A controversa se dá entre os especialistas quanto ao que deve ser reconhecido como excesso. Para Siqueira, os riscos do implante são aceitáveis, assim como os de qualquer cirurgia. Contudo "não se pode retirar todos os dentes para colocar implantes, o que é muito feito por aí, afinal, implante é uma prótese. Ela funciona, mas não é a mesma coisa, é uma tentativa de reprodução de um sistema natural", afirma Lage-Marques.

 

De estético a funcional

 

Há alguns anos, cirurgias de correção de mandíbulas demasiadamente para frente --prognatas-- ou para trás --retrognatas-- só eram feitas esteticamente.

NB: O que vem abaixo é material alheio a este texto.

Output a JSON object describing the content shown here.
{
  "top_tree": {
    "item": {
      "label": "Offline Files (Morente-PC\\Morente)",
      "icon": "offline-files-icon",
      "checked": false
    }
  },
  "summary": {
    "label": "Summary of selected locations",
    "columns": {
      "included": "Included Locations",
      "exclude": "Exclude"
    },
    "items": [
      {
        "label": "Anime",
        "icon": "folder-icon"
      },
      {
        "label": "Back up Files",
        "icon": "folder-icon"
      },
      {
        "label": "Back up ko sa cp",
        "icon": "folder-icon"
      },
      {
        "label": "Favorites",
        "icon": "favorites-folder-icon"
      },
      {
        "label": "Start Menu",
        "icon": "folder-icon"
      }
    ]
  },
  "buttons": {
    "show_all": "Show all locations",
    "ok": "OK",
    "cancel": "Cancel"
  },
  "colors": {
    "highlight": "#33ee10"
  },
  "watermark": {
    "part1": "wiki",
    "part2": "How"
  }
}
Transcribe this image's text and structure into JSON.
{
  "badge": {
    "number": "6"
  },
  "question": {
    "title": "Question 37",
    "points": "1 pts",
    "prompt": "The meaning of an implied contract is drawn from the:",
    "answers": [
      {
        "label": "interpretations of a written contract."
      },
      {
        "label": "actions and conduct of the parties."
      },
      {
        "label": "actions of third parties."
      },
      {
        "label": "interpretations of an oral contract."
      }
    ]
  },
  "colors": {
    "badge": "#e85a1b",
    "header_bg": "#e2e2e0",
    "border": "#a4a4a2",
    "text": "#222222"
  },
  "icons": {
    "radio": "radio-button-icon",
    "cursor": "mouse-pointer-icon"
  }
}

Hoje, as associações odontológicas conseguiram provar que o procedimento não só melhora a aparência mas também a mastigação da pessoa. "O aumento do número de cirurgias ocorreu por conta de os planos de saúde hoje cobrirem a técnica, que evoluiu e está menos invasiva", diz o bucomaxilofacial Paulo Sérgio dos Santos Pereira, da Universidade de Brasília (UnB).

 

Antigamente, para ambas as correções, eram necessários 45 dias de recuperação com a boca fechada. Hoje, o paciente sai praticamente falando, segundo o bucomaxilofacial. As contra-indicações são as mesmas de qualquer cirurgia por exigir anestesia geral. "Se a pessoa tem problemas psicológicos, não fazemos a cirurgia, pois a mudança estética é muito grande; muitas vezes a pessoa não se reconhece", diz o especialista.

 

Pereira conta que tinha uma paciente cujo problema maior não era ser prognata, que pode até ser o charme de uma pessoa, mas ter a irmã mais bonita que ela. "Não opero esse tipo de paciente, peço para ir procurar um psicólogo porque provavelmente ela não ficaria satisfeita com o resultado", diz, completando que a cirurgia é apenas facial --"e não cerebral". "Depositar muita expectativa na cirurgia é comum. Existem pessoas tímidas que acham que sendo operadas terão uma outra personalidade."

 

Isso é possível? Sim, dizem os especialistas, apesar de não existir certeza de sucesso, afinal, se fosse ruim, ninguém se submeteria a cirurgias à lá "extreme makeover", um reality show norte-americano em que o participante passa por uma série de cirurgias plásticas para ficar "mais bonito". "Muitas vezes, após um tratamento, vejo um paciente ter sua auto-estima de volta. Isso é ótimo", finaliza França.

 

De qualquer maneira, é bom ser cauteloso, pois mesmo os padrões de beleza mudam. Ter os dentes alinhados, por exemplo, poderá estar fora de moda daqui a alguns anos. "Como os dentes estão em evolução, a tendência são os laterais diminuírem", prevê o bucomaxilofacial Pereira.